Prendendo spunto dalla canzone tormentone di questa estate (avete pensato quanto riescano a tramutare un tormentone in vomitone le nostre compagnie telefoniche?), un po' per scommessa, e un po' per necessità, mi sono presa una pausa di un mesetto - per cominciare - dai cazzi mazzi di tutti, dalle millemila foto di vacanze altrui, dal narcisismo che si fa ridicolo. Insomma, ho preso la decisione di non frequentare quei posti che mi portano via tempo, che me lo fanno consumare in maniera poco produttiva.
Ora stringo.
Addio social.
Via facebook: basta lurkare la cugina che non vedo da vent'anni o l'ex compagno di università. Basta raccogliere manciate di mi piace per le stronzate sparate nei miei picchi glicemici o nei momenti di sclero. Oh, sto già meglio. Non è passata nemmeno una settimana e guarda, sono più caruccia.
Basta Twitter. Basta le solite battute trite e ritrite. Basta, è già stato scritto tutto ormai.
Basta Instagram. Stop ad autoscatti (selfie non mi piace, selfie è la pugnetta), stop al resto, ormai ho visto anche qui tutto, è un pattern che si ripete ciclicamente.
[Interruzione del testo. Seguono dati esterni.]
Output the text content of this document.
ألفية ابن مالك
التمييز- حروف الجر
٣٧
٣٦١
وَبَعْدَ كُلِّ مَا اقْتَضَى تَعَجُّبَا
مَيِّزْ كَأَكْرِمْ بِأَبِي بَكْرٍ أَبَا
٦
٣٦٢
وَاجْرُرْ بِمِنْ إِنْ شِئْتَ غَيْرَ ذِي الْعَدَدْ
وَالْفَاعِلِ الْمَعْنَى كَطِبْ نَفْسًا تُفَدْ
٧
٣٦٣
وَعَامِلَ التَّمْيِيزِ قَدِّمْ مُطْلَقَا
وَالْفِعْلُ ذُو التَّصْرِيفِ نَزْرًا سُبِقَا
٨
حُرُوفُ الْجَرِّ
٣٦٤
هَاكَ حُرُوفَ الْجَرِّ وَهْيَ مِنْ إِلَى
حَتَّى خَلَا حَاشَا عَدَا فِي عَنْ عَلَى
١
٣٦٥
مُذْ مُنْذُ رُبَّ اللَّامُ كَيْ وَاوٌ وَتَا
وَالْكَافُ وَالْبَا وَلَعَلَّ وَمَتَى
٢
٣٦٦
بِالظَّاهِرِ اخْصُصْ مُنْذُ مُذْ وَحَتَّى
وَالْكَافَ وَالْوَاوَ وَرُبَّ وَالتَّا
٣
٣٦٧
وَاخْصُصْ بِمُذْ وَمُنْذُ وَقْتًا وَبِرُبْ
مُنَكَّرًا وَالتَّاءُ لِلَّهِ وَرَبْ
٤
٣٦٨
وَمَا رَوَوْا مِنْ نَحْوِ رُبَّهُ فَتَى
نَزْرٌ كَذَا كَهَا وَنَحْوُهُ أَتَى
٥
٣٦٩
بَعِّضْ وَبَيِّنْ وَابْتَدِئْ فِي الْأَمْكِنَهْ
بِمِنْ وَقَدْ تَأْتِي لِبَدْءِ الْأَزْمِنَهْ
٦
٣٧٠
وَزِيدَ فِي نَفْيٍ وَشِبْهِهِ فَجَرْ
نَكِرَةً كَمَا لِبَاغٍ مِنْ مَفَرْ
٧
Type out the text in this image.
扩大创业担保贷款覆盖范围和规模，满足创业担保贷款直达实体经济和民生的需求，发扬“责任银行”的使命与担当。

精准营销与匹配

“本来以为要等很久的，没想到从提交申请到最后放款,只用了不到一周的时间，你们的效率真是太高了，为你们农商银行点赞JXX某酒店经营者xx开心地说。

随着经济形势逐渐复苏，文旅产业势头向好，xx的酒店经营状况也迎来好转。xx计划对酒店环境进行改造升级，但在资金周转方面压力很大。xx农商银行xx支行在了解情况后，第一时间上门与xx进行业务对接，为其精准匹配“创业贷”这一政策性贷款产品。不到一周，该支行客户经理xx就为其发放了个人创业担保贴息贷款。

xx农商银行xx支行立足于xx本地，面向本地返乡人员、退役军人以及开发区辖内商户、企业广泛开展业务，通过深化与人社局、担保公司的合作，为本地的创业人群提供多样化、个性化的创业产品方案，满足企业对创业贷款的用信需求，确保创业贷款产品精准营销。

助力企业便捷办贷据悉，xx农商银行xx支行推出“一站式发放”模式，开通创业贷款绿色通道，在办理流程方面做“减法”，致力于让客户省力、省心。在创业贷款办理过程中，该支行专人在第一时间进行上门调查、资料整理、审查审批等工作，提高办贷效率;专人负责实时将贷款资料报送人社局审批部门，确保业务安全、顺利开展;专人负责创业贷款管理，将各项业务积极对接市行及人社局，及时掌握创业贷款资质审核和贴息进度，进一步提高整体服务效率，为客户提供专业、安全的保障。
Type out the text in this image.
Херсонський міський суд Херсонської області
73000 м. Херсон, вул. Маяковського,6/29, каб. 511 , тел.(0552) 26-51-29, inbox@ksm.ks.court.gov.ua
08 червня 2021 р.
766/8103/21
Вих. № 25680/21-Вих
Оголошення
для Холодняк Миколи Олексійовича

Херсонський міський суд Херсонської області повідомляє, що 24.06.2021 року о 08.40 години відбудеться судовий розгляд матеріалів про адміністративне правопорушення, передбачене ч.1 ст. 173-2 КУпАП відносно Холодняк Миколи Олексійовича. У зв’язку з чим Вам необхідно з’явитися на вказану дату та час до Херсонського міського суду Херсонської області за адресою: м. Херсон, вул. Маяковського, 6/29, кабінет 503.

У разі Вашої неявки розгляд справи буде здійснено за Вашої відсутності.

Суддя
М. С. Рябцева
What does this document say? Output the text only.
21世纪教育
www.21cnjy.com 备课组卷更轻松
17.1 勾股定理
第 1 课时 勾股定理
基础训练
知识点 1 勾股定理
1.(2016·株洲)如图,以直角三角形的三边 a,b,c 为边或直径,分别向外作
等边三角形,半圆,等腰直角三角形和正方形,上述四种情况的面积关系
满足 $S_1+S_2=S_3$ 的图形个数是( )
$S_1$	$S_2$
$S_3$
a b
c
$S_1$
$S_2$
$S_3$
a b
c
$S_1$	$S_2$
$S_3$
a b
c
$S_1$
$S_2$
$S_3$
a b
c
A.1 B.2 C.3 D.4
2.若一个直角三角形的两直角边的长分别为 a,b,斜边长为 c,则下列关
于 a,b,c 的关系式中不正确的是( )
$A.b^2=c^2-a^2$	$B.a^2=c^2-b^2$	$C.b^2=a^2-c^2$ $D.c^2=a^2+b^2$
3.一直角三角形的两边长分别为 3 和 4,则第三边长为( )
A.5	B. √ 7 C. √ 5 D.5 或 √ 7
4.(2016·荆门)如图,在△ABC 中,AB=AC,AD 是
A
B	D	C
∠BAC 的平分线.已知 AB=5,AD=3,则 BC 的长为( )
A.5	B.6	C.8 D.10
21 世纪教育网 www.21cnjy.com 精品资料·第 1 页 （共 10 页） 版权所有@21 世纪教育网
Basta Snapchat: non sono mai stata brillante, e qui mi sento pure la brutta cozza delle medie.
Lo ammetto, ho il mio metadone: Tumblr. Talvolta mi concedo una scrollatina della dash e un reblogghino. Su, è misera cosa una sbirciatina, poi non lo considero nemmeno un vero social.
Come sto già meglio. Davvero. Non mi credete? Provate, dai. Nessuno sentirà la vostra mancanza. Mi dispiace per il vostro ego, ma siamo tutti uguali. Degli altri ci interessa solo quando riescono a farci rosicare per successi, viaggi, rapporti, etc etc.
Questo per dire che avrei voglia di condividere, la tentazione è tanta ma faccio un passo indietro e mi tengo questo posto come valvola di sfogo, ché tanto qua non ci viene nessuno, o quasi.